The Ministry of Finance concludes that during the transition period 2012-2013. a transaction may be controlled, but there may be no obligation to submit a notification in relation to it, and provisions on the preparation of documentation by taxpayers and on the inspection of the Federal Tax Service on transactions may not apply.

Our company’s proposals for generating notifications of controlled transactions

Company " OVIONT INFORM» offers three options for software solutions for preparing notifications of controlled transactions in electronic form for sending to the tax authorities. Information on such transactions, as a rule, is already contained in the taxpayer’s accounting programs and databases, and software allows you to generate an electronic file for sending, automating and simplifying the process of its preparation as much as possible for the user.

One of the main problems with generating notifications is the large volumes of data that large companies will need to enter into the document. First of all, this concerns section 1B of the notification, which reflects information about the subjects of controlled transactions. The choice of the appropriate software solution from those offered by our company depends on the amount of data to be filled in:

Option 1. Approximately up to 200 entries in Section 1B about the subjects of transactions, which can be entered manually into the Balance-2W program.

The next two options involve first obtaining a data table with information for notification of controlled transactions selected from the taxpayer's accounting programs in a standardized form for the software offered below.

Option 2. Approximately up to 3 thousand records in Section 1B on the subjects of controlled transactions: it is proposed to use the Balance-2W program and its mechanisms for transferring a standardized table with notification data via the clipboard, performing group modes for assigning values ​​and posting information to notification sections.

Option 3. More than 3 thousand entries in Section 1B about the subjects of controlled transactions.

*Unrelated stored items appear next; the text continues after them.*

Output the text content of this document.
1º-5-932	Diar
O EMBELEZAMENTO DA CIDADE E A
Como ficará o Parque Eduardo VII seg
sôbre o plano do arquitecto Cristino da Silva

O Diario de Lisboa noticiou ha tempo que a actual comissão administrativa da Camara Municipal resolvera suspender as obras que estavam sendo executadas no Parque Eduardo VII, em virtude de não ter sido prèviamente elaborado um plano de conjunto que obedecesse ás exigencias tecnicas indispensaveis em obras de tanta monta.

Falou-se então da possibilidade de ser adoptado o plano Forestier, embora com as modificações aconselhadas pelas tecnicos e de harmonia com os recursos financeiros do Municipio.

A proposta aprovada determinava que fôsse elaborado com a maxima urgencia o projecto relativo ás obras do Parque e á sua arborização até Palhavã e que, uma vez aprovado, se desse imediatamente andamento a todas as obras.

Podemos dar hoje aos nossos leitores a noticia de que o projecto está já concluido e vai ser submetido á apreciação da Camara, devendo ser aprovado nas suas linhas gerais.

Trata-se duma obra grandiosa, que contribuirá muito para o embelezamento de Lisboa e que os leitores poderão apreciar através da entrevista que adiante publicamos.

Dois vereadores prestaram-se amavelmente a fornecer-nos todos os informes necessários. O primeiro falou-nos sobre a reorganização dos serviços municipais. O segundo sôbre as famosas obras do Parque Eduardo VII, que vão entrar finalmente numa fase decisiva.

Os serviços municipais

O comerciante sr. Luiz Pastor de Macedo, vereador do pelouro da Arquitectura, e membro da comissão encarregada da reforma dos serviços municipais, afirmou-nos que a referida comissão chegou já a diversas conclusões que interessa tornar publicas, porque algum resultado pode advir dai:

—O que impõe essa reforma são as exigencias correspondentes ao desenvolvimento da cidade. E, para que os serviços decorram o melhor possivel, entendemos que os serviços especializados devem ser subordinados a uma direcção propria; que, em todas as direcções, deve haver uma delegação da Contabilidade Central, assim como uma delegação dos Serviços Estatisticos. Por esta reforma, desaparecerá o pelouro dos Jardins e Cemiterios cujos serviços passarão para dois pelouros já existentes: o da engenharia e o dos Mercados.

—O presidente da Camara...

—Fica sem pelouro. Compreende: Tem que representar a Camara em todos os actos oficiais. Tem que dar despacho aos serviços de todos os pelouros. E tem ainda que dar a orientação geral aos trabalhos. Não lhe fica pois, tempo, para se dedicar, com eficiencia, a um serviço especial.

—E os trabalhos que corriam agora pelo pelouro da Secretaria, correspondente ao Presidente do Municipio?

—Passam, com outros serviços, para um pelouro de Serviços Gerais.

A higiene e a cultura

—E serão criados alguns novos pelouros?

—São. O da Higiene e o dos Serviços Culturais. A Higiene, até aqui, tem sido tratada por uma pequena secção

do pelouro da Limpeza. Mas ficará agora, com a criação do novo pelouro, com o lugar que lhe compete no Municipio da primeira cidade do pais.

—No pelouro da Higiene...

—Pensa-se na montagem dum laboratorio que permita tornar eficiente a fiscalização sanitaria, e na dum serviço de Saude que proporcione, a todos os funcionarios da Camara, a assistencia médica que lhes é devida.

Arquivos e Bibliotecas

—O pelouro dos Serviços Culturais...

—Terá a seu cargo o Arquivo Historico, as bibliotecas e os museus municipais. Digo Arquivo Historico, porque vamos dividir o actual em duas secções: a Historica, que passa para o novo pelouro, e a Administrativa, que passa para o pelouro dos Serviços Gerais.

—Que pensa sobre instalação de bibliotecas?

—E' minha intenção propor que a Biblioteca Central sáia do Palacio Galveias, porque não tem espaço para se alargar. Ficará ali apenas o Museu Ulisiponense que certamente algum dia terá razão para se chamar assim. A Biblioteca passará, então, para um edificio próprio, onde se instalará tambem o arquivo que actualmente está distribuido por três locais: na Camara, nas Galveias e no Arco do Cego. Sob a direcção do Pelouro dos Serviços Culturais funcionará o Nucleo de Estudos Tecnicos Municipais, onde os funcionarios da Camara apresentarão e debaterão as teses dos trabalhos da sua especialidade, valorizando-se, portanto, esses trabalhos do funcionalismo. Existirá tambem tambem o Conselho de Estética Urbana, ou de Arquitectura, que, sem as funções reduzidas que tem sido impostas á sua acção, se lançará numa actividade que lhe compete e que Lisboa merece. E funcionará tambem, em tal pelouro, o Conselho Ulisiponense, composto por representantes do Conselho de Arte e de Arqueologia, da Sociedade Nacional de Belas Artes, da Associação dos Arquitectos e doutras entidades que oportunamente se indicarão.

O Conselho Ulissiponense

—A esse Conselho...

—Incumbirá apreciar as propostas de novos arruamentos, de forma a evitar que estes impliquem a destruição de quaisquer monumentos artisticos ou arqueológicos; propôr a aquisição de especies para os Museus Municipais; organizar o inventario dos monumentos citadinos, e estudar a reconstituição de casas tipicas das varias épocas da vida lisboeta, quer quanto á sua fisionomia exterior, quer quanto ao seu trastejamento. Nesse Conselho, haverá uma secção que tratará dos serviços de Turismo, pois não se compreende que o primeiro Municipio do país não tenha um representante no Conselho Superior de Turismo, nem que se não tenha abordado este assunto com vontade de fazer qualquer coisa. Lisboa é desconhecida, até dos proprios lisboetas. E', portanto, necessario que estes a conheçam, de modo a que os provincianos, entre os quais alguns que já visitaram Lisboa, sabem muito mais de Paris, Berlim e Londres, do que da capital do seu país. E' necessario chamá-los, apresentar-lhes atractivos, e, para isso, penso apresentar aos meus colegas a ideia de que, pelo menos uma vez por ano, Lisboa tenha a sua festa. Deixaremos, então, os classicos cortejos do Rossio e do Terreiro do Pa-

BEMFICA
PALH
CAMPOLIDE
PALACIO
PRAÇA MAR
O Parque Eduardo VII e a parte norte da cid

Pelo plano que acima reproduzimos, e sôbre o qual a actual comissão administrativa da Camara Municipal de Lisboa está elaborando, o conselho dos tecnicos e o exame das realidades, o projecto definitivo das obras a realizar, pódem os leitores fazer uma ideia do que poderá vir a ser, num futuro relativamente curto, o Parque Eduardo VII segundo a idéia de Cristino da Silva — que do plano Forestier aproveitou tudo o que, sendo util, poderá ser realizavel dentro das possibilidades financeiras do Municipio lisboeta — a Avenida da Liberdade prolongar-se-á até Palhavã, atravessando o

A separate specialized program is used to process such data.

In addition, we offer our clients services for finalizing and preparing electronic files of notifications of controlled transactions.

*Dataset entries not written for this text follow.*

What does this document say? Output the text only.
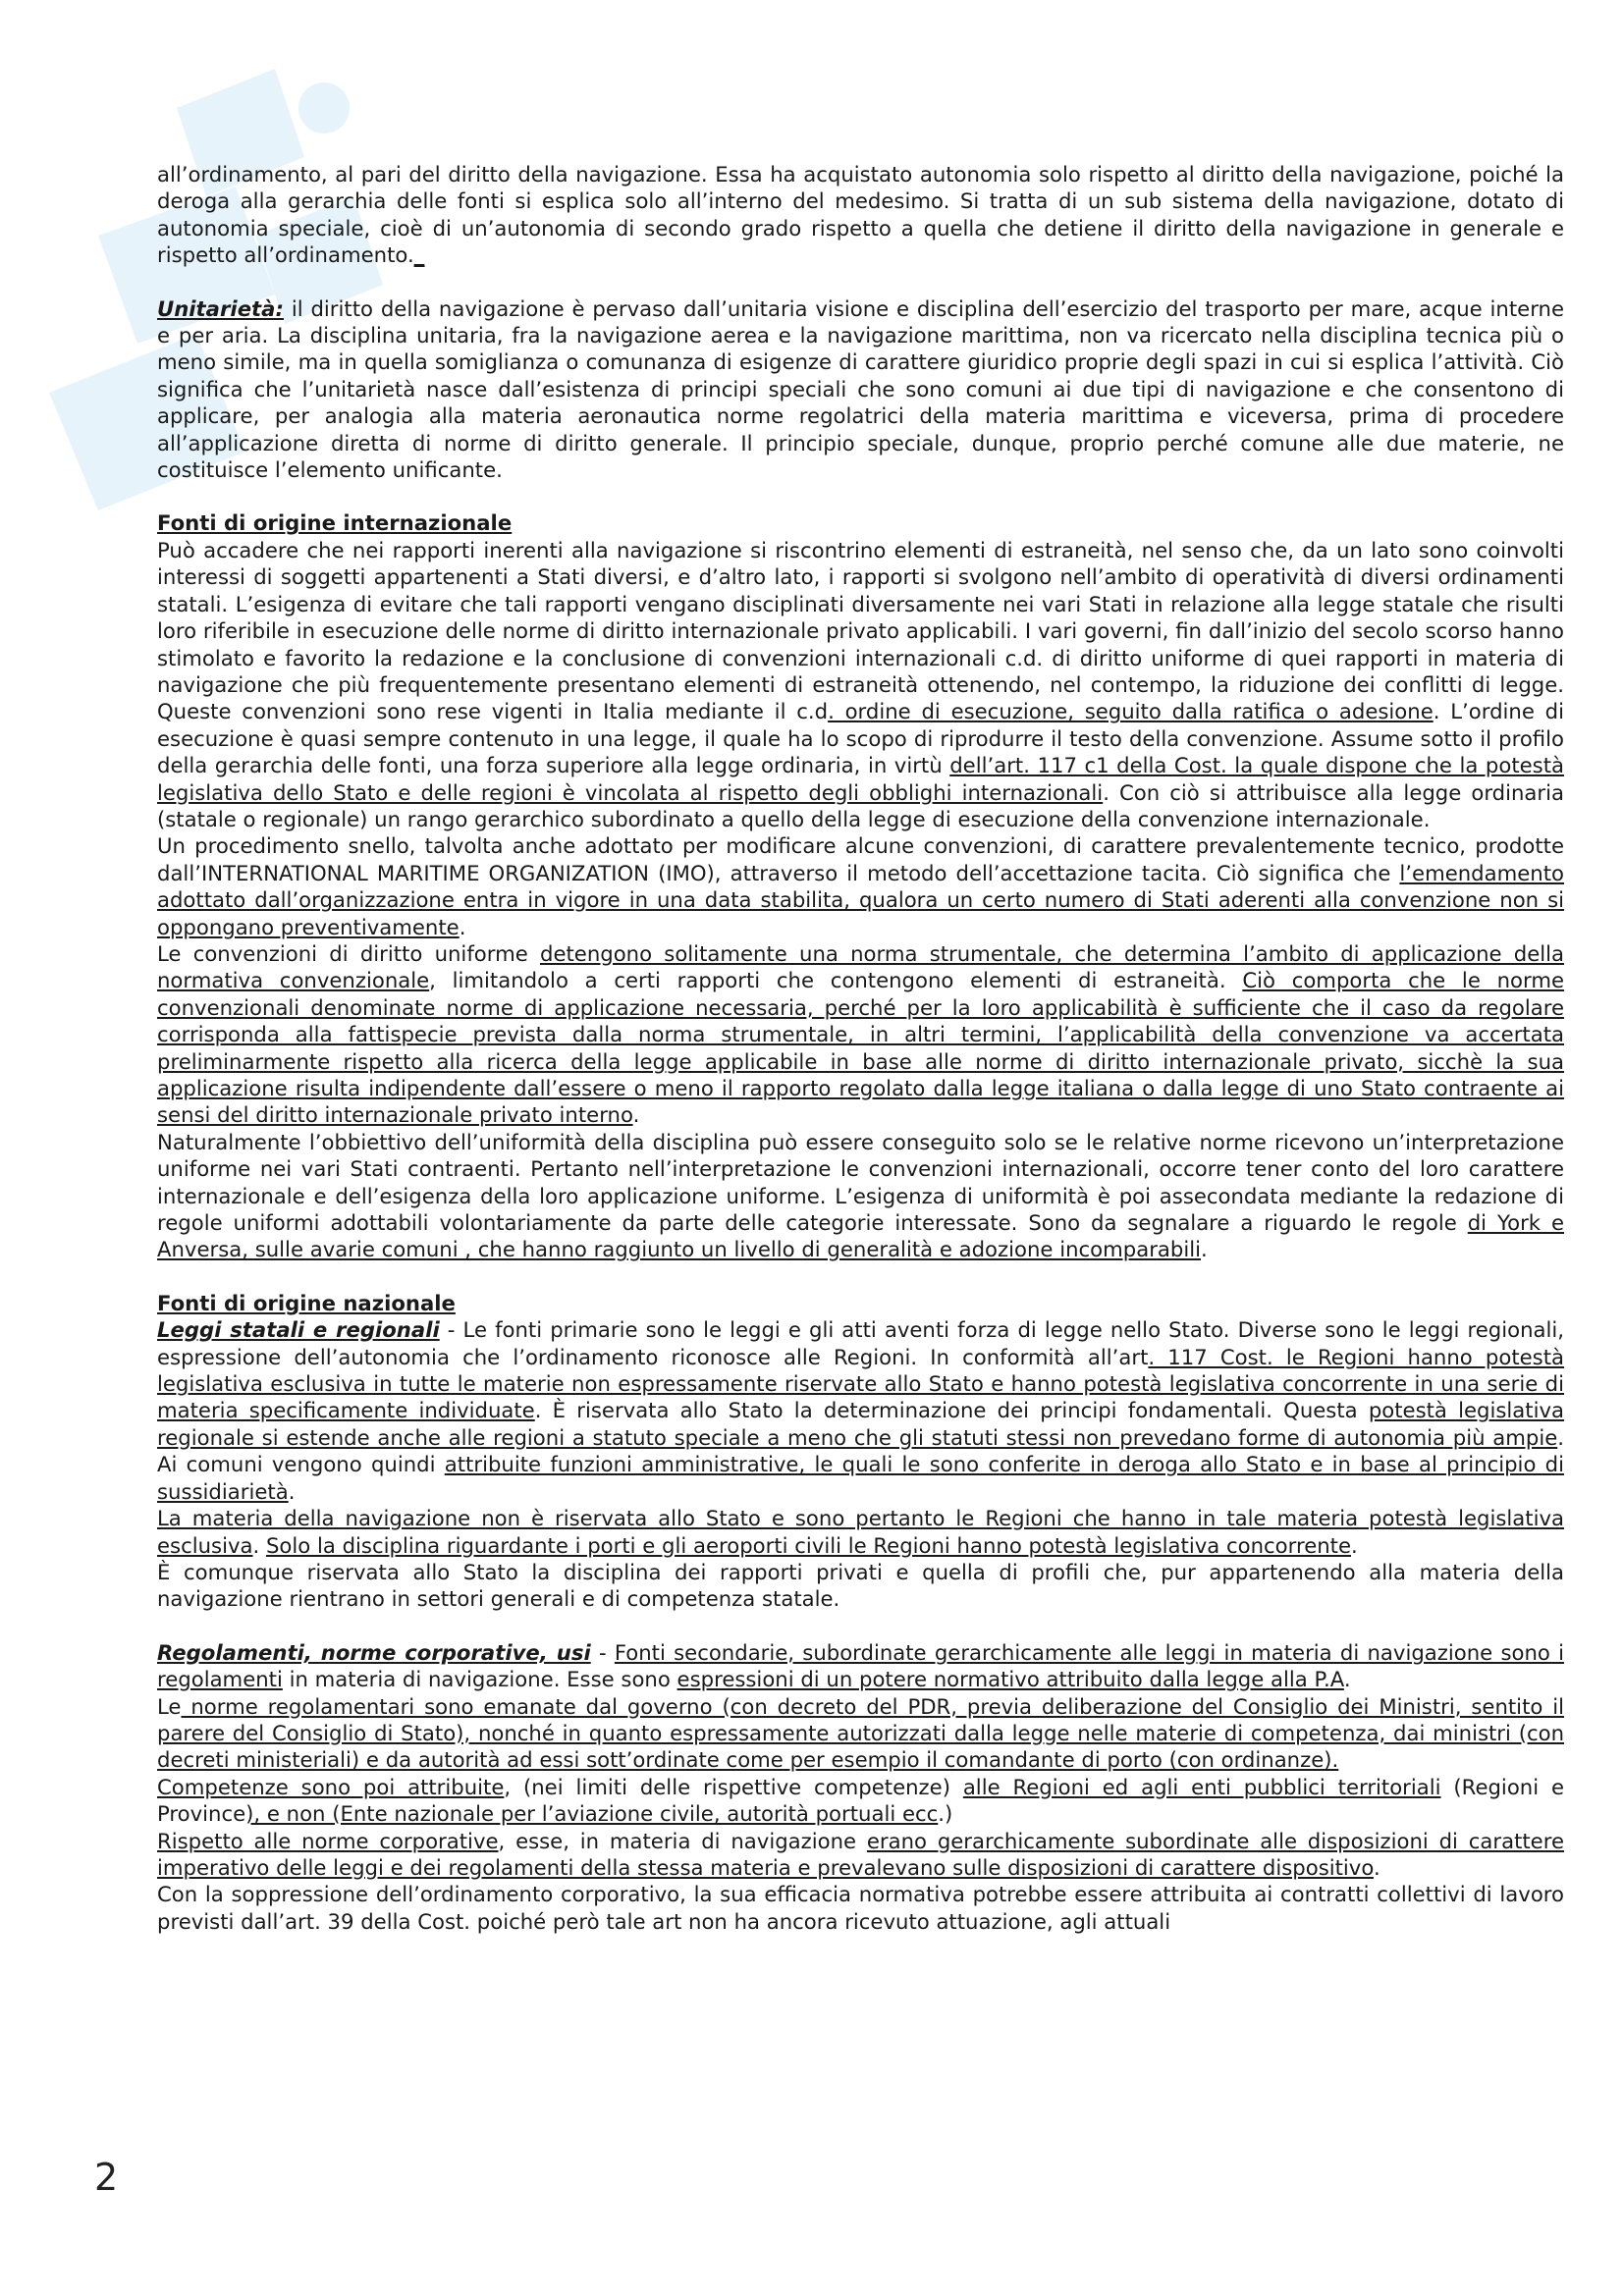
all’ordinamento, al pari del diritto della navigazione. Essa ha acquistato autonomia solo rispetto al diritto della navigazione, poiché la deroga alla gerarchia delle fonti si esplica solo all’interno del medesimo. Si tratta di un sub sistema della navigazione, dotato di autonomia speciale, cioè di un’autonomia di secondo grado rispetto a quella che detiene il diritto della navigazione in generale e rispetto all’ordinamento._

Unitarietà: il diritto della navigazione è pervaso dall’unitaria visione e disciplina dell’esercizio del trasporto per mare, acque interne e per aria. La disciplina unitaria, fra la navigazione aerea e la navigazione marittima, non va ricercato nella disciplina tecnica più o meno simile, ma in quella somiglianza o comunanza di esigenze di carattere giuridico proprie degli spazi in cui si esplica l’attività. Ciò significa che l’unitarietà nasce dall’esistenza di principi speciali che sono comuni ai due tipi di navigazione e che consentono di applicare, per analogia alla materia aeronautica norme regolatrici della materia marittima e viceversa, prima di procedere all’applicazione diretta di norme di diritto generale. Il principio speciale, dunque, proprio perché comune alle due materie, ne costituisce l’elemento unificante.

Fonti di origine internazionale

Può accadere che nei rapporti inerenti alla navigazione si riscontrino elementi di estraneità, nel senso che, da un lato sono coinvolti interessi di soggetti appartenenti a Stati diversi, e d’altro lato, i rapporti si svolgono nell’ambito di operatività di diversi ordinamenti statali. L’esigenza di evitare che tali rapporti vengano disciplinati diversamente nei vari Stati in relazione alla legge statale che risulti loro riferibile in esecuzione delle norme di diritto internazionale privato applicabili. I vari governi, fin dall’inizio del secolo scorso hanno stimolato e favorito la redazione e la conclusione di convenzioni internazionali c.d. di diritto uniforme di quei rapporti in materia di navigazione che più frequentemente presentano elementi di estraneità ottenendo, nel contempo, la riduzione dei conflitti di legge. Queste convenzioni sono rese vigenti in Italia mediante il c.d. ordine di esecuzione, seguito dalla ratifica o adesione. L’ordine di esecuzione è quasi sempre contenuto in una legge, il quale ha lo scopo di riprodurre il testo della convenzione. Assume sotto il profilo della gerarchia delle fonti, una forza superiore alla legge ordinaria, in virtù dell’art. 117 c1 della Cost. la quale dispone che la potestà legislativa dello Stato e delle regioni è vincolata al rispetto degli obblighi internazionali. Con ciò si attribuisce alla legge ordinaria (statale o regionale) un rango gerarchico subordinato a quello della legge di esecuzione della convenzione internazionale.

Un procedimento snello, talvolta anche adottato per modificare alcune convenzioni, di carattere prevalentemente tecnico, prodotte dall’INTERNATIONAL MARITIME ORGANIZATION (IMO), attraverso il metodo dell’accettazione tacita. Ciò significa che l’emendamento adottato dall’organizzazione entra in vigore in una data stabilita, qualora un certo numero di Stati aderenti alla convenzione non si oppongano preventivamente.

Le convenzioni di diritto uniforme detengono solitamente una norma strumentale, che determina l’ambito di applicazione della normativa convenzionale, limitandolo a certi rapporti che contengono elementi di estraneità. Ciò comporta che le norme convenzionali denominate norme di applicazione necessaria, perché per la loro applicabilità è sufficiente che il caso da regolare corrisponda alla fattispecie prevista dalla norma strumentale, in altri termini, l’applicabilità della convenzione va accertata preliminarmente rispetto alla ricerca della legge applicabile in base alle norme di diritto internazionale privato, sicchè la sua applicazione risulta indipendente dall’essere o meno il rapporto regolato dalla legge italiana o dalla legge di uno Stato contraente ai sensi del diritto internazionale privato interno.

Naturalmente l’obbiettivo dell’uniformità della disciplina può essere conseguito solo se le relative norme ricevono un’interpretazione uniforme nei vari Stati contraenti. Pertanto nell’interpretazione le convenzioni internazionali, occorre tener conto del loro carattere internazionale e dell’esigenza della loro applicazione uniforme. L’esigenza di uniformità è poi assecondata mediante la redazione di regole uniformi adottabili volontariamente da parte delle categorie interessate. Sono da segnalare a riguardo le regole di York e Anversa, sulle avarie comuni , che hanno raggiunto un livello di generalità e adozione incomparabili.

Fonti di origine nazionale

Leggi statali e regionali - Le fonti primarie sono le leggi e gli atti aventi forza di legge nello Stato. Diverse sono le leggi regionali, espressione dell’autonomia che l’ordinamento riconosce alle Regioni. In conformità all’art. 117 Cost. le Regioni hanno potestà legislativa esclusiva in tutte le materie non espressamente riservate allo Stato e hanno potestà legislativa concorrente in una serie di materia specificamente individuate. È riservata allo Stato la determinazione dei principi fondamentali. Questa potestà legislativa regionale si estende anche alle regioni a statuto speciale a meno che gli statuti stessi non prevedano forme di autonomia più ampie. Ai comuni vengono quindi attribuite funzioni amministrative, le quali le sono conferite in deroga allo Stato e in base al principio di sussidiarietà.

La materia della navigazione non è riservata allo Stato e sono pertanto le Regioni che hanno in tale materia potestà legislativa esclusiva. Solo la disciplina riguardante i porti e gli aeroporti civili le Regioni hanno potestà legislativa concorrente.

È comunque riservata allo Stato la disciplina dei rapporti privati e quella di profili che, pur appartenendo alla materia della navigazione rientrano in settori generali e di competenza statale.

Regolamenti, norme corporative, usi - Fonti secondarie, subordinate gerarchicamente alle leggi in materia di navigazione sono i regolamenti in materia di navigazione. Esse sono espressioni di un potere normativo attribuito dalla legge alla P.A.

Le norme regolamentari sono emanate dal governo (con decreto del PDR, previa deliberazione del Consiglio dei Ministri, sentito il parere del Consiglio di Stato), nonché in quanto espressamente autorizzati dalla legge nelle materie di competenza, dai ministri (con decreti ministeriali) e da autorità ad essi sott’ordinate come per esempio il comandante di porto (con ordinanze).

Competenze sono poi attribuite, (nei limiti delle rispettive competenze) alle Regioni ed agli enti pubblici territoriali (Regioni e Province), e non (Ente nazionale per l’aviazione civile, autorità portuali ecc.)

Rispetto alle norme corporative, esse, in materia di navigazione erano gerarchicamente subordinate alle disposizioni di carattere imperativo delle leggi e dei regolamenti della stessa materia e prevalevano sulle disposizioni di carattere dispositivo.

Con la soppressione dell’ordinamento corporativo, la sua efficacia normativa potrebbe essere attribuita ai contratti collettivi di lavoro previsti dall’art. 39 della Cost. poiché però tale art non ha ancora ricevuto attuazione, agli attuali

2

Determining the share of direct participation of one organization in another is necessary to establish the interdependence of persons for the purposes of application transfer pricing control and definitions controlled debt <*> .

One of the main criteria for recognizing persons as interdependent is the presence of a share of direct and (or) indirect participation of one organization in another at least 20% <*> .

The share of participation of one organization in another organization is determined as a percentage using the following formula<*> :

When determining direct participation shares one organization in another organization, 3 cases can be distinguished<*> :

1. Direct participation interest is recognized share of shares owned by one organization in another organization.

If an organization owns shares of a joint stock company (JSC), this means that it has a direct stake in the JSC.

The authorized capital of a joint-stock company should not be lower than the minimum value (the minimum is determined based on the base value (BV)). In addition, the number of shareholders in a closed joint-stock company is limited<*> :

There are promotions:

- simple (ordinary),

- privileged.

Preferred shares (their share <= 25%) may be produced in one or more types. Types of preferred shares differ in the scope of the rights they certify and can be either “voting” or “non-voting”<*> .

Attention!
In Art. 20 Tax Code does not stipulate categories (types) of shares. In this regard, for the purpose of determining the interdependence of persons, the calculation of the share of direct participation includes All promotions regardless of category and type.

Example. Calculation of the share of direct participation in a joint stock company

The authorized capital of CJSC “A” is 20,000 rubles. and divided:

— for common (ordinary) shares — 160 pcs. with a nominal value of 100 rubles. for a total amount of 16,000 rubles;

— preferred shares — 20 pcs. with a nominal value of 200 rubles. for a total amount of 4000 rubles.

The shares are distributed among shareholders as follows:

Shareholders Common shares Preference shares Total shares / UV size
PC. rub. PC. rub. PC. rub.
"B" 50 5000 5 1000 55 6000
"IN" 70 7000 15 3000 85 10000
"G" 40 4000 40 4000
Total: 160 16000 20 4000 180 20000

When calculating direct participation shares in CJSC “A”, both ordinary and preferred shares of the owners are taken into account:

2. Direct participation interest is recognized a share owned by one organization in the authorized capital (CF) of another organization. In particular, this applies to cases where an organization has made a contribution to the MF of a business entity (LLC, ALC) or acquired a share in the MF.

The minimum size of a private limited company for LLCs and ALCs is not established by law, but there is a limit on the number of participants - there should not be more than 50<*> :

The share of direct participation of the organization in the management of the economic society ( LLC, ODO) can be determined according to the statutory documents of the economic company. If it is expressed in %, then no additional calculations are required. If in monetary terms, then a simple mathematical calculation is carried out:

Example. Calculation of the share of direct participation in an LLC

The authorized capital of LLC "A" consists of contributions from three participants and amounts to 2,500 rubles, including ALC "B" contributed 1,200 rubles to the Fund, CJSC "S" - 800 rubles, ALC "D" - 500 rubles.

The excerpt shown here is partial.